NAPA, Calif. (KTVU) - Ever since the terror attacks of 9-11 the Coast Guard has stepped up its activity to protect San Francisco Bay.
1,445 container ships docked at the port of Oakland last year, making it the fifth busiest sea port in the U.S.
While customs agents inspect cargo, the Coast Guard is looking for something more serious. And that's why they rely on specially trained bomb-sniffing dogs.
"These are explosive detection K-9s so we want to have the ability to handle any kind of threat we encounter offshore and away from the port environment," said Coast Guard Petty Officer Chris Hartman.
While the dogs are highly trained, they're not used to flying, especially in a helicopter.
Three K-9's worked with a CHP chopper at the Napa airport recently, including 18 month old Ricky, a Belgian Malinois who's never been hoisted into a chopper before.
Petty Officer Jordan Brosowski is Ricky's human partner.
"It just makes it that much more difficult to complete the hoist when you have a 60 pound dog that's freaking out."

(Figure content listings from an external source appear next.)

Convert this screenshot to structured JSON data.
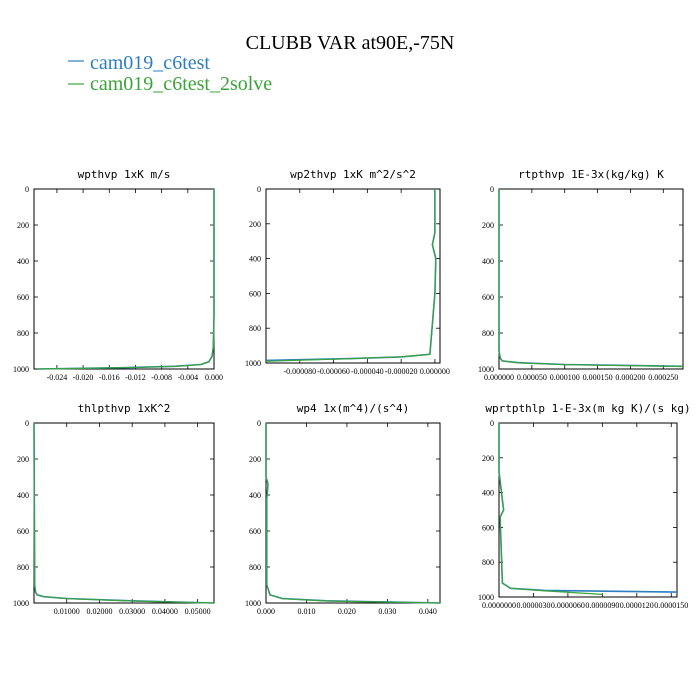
{
  "figure": {
    "title": "CLUBB VAR at90E,-75N",
    "legend": [
      {
        "name": "cam019_c6test",
        "color": "#2b7fc0"
      },
      {
        "name": "cam019_c6test_2solve",
        "color": "#3aa33a"
      }
    ]
  },
  "chart_data": [
    {
      "type": "line",
      "title": "wpthvp   1xK m/s",
      "xlim": [
        -0.0275,
        0.0
      ],
      "ylim": [
        1000,
        0
      ],
      "x_ticks": [
        -0.024,
        -0.02,
        -0.016,
        -0.012,
        -0.008,
        -0.004,
        0.0
      ],
      "x_tick_labels": [
        "-0.024",
        "-0.020",
        "-0.016",
        "-0.012",
        "-0.008",
        "-0.004",
        "0.000"
      ],
      "y_ticks": [
        0,
        200,
        400,
        600,
        800,
        1000
      ],
      "series": [
        {
          "name": "cam019_c6test",
          "x": [
            0.0,
            0.0,
            -0.0001,
            -0.0003,
            -0.0008,
            -0.002,
            -0.006,
            -0.014,
            -0.027
          ],
          "y": [
            0,
            700,
            880,
            930,
            960,
            975,
            985,
            993,
            1000
          ]
        },
        {
          "name": "cam019_c6test_2solve",
          "x": [
            0.0,
            0.0,
            -0.0001,
            -0.0003,
            -0.0008,
            -0.002,
            -0.006,
            -0.014,
            -0.027
          ],
          "y": [
            0,
            700,
            880,
            930,
            960,
            975,
            985,
            993,
            1000
          ]
        }
      ]
    },
    {
      "type": "line",
      "title": "wp2thvp   1xK m^2/s^2",
      "xlim": [
        -0.0001,
        3e-06
      ],
      "ylim": [
        1000,
        0
      ],
      "x_ticks": [
        -8e-05,
        -6e-05,
        -4e-05,
        -2e-05,
        0.0
      ],
      "x_tick_labels": [
        "-0.000080",
        "-0.000060",
        "-0.000040",
        "-0.000020",
        "0.000000"
      ],
      "y_ticks": [
        0,
        200,
        400,
        600,
        800,
        1000
      ],
      "series": [
        {
          "name": "cam019_c6test",
          "x": [
            0.0,
            0.0,
            -1.5e-06,
            5e-07,
            0.0,
            -3e-06,
            -2e-05,
            -5e-05,
            -0.0001
          ],
          "y": [
            0,
            250,
            320,
            400,
            600,
            950,
            965,
            975,
            985
          ]
        },
        {
          "name": "cam019_c6test_2solve",
          "x": [
            0.0,
            0.0,
            -1.5e-06,
            5e-07,
            0.0,
            -3e-06,
            -2e-05,
            -5e-05,
            -0.0001
          ],
          "y": [
            0,
            250,
            320,
            400,
            600,
            950,
            965,
            975,
            990
          ]
        }
      ]
    },
    {
      "type": "line",
      "title": "rtpthvp   1E-3x(kg/kg) K",
      "xlim": [
        0.0,
        0.00028
      ],
      "ylim": [
        1000,
        0
      ],
      "x_ticks": [
        0.0,
        5e-05,
        0.0001,
        0.00015,
        0.0002,
        0.00025
      ],
      "x_tick_labels": [
        "0.000000",
        "0.000050",
        "0.000100",
        "0.000150",
        "0.000200",
        "0.000250"
      ],
      "y_ticks": [
        0,
        200,
        400,
        600,
        800,
        1000
      ],
      "series": [
        {
          "name": "cam019_c6test",
          "x": [
            0.0,
            0.0,
            2e-06,
            5e-06,
            3e-05,
            0.0001,
            0.00028
          ],
          "y": [
            0,
            900,
            940,
            955,
            965,
            975,
            985
          ]
        },
        {
          "name": "cam019_c6test_2solve",
          "x": [
            0.0,
            0.0,
            2e-06,
            5e-06,
            3e-05,
            0.0001,
            0.00028
          ],
          "y": [
            0,
            900,
            940,
            955,
            966,
            976,
            986
          ]
        }
      ]
    },
    {
      "type": "line",
      "title": "thlpthvp   1xK^2",
      "xlim": [
        0.0,
        0.055
      ],
      "ylim": [
        1000,
        0
      ],
      "x_ticks": [
        0.01,
        0.02,
        0.03,
        0.04,
        0.05
      ],
      "x_tick_labels": [
        "0.01000",
        "0.02000",
        "0.03000",
        "0.04000",
        "0.05000"
      ],
      "y_ticks": [
        0,
        200,
        400,
        600,
        800,
        1000
      ],
      "series": [
        {
          "name": "cam019_c6test",
          "x": [
            0.0,
            0.0002,
            0.0005,
            0.001,
            0.003,
            0.01,
            0.03,
            0.055
          ],
          "y": [
            0,
            900,
            940,
            955,
            965,
            975,
            988,
            1000
          ]
        },
        {
          "name": "cam019_c6test_2solve",
          "x": [
            0.0,
            0.0002,
            0.0005,
            0.001,
            0.003,
            0.01,
            0.03,
            0.055
          ],
          "y": [
            0,
            900,
            940,
            955,
            965,
            976,
            989,
            1000
          ]
        }
      ]
    },
    {
      "type": "line",
      "title": "wp4   1x(m^4)/(s^4)",
      "xlim": [
        0.0,
        0.043
      ],
      "ylim": [
        1000,
        0
      ],
      "x_ticks": [
        0.0,
        0.01,
        0.02,
        0.03,
        0.04
      ],
      "x_tick_labels": [
        "0.000",
        "0.010",
        "0.020",
        "0.030",
        "0.040"
      ],
      "y_ticks": [
        0,
        200,
        400,
        600,
        800,
        1000
      ],
      "series": [
        {
          "name": "cam019_c6test",
          "x": [
            0.0,
            0.0,
            0.0005,
            0.0002,
            0.0002,
            0.001,
            0.004,
            0.015,
            0.043
          ],
          "y": [
            0,
            300,
            340,
            420,
            900,
            955,
            975,
            988,
            1000
          ]
        },
        {
          "name": "cam019_c6test_2solve",
          "x": [
            0.0,
            0.0,
            0.0005,
            0.0002,
            0.0002,
            0.001,
            0.004,
            0.015,
            0.043
          ],
          "y": [
            0,
            300,
            340,
            420,
            900,
            955,
            976,
            989,
            1000
          ]
        }
      ]
    },
    {
      "type": "line",
      "title": "wprtpthlp   1-E-3x(m kg K)/(s kg)",
      "xlim": [
        0.0,
        1.55e-05
      ],
      "ylim": [
        1000,
        0
      ],
      "x_ticks": [
        0.0,
        3e-06,
        6e-06,
        9e-06,
        1.2e-05,
        1.5e-05
      ],
      "x_tick_labels": [
        "0.0000000",
        "0.0000030",
        "0.0000060",
        "0.0000090",
        "0.0000120",
        "0.0000150"
      ],
      "y_ticks": [
        0,
        200,
        400,
        600,
        800,
        1000
      ],
      "series": [
        {
          "name": "cam019_c6test",
          "x": [
            0.0,
            0.0,
            4e-07,
            1e-07,
            3e-07,
            1e-06,
            4e-06,
            1.55e-05
          ],
          "y": [
            0,
            280,
            500,
            540,
            920,
            950,
            962,
            972
          ]
        },
        {
          "name": "cam019_c6test_2solve",
          "x": [
            0.0,
            0.0,
            4e-07,
            1e-07,
            3e-07,
            1e-06,
            4e-06,
            9e-06
          ],
          "y": [
            0,
            280,
            500,
            540,
            920,
            950,
            965,
            985
          ]
        }
      ]
    }
  ]
}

The idea is to get Ricky and the other K-9's used to the wind and noise from a chopper so they can safely be hoisted and sent to a ship outside the Golden Gate.
If a ship is carrying explosives, the goal is to keep the danger at sea instead of allowing a potential terrorist attack to happen under a bridge or in port.
Ricky is fitted with goggles and ear protection and attached to the steel cable that will carry him and his human companion 75 feet into the air.
CHP crewman Ben Schmidt is the hoist operator. He stands on the chopper's skid and keeps a close eye on both human and dog to make sure nothing goes wrong.
"I'm looking at the dog. Make sure everything's good. If I see something I don't like we'll just abort the mission."
Ricky's first hoist goes well... with Jordan Brosowoski gently stroking him on the way up.
"I was petting his back half and his neck and his face was right next to my face and I was just telling him good boy and letting him know everything was going to be OK."
Perhaps the trickiest part is getting the animal over the chopper's skid where a leg can get tangled or where the dog might lash out.
"Some dogs are very aggressive and they might try to bite my leg for example," Schmidt told KTVU. "You can see on the hoist the dog's mouth is about an inch from my leg."
But that didn't happen.
All three dogs passed their check rides with flying colors.
Brosowski says his wife wanted him to call after the flight to make sure everything was OK, not necessarily with him but the dog.
"She's more worried about Ricky. I've done stuff like this for years and years, but this was his first time. So she was definitely more worried about him," said Brosowski.
Ricky and the other dogs will continue their training every six months, making sure the ships that come into the bay are safe to do so.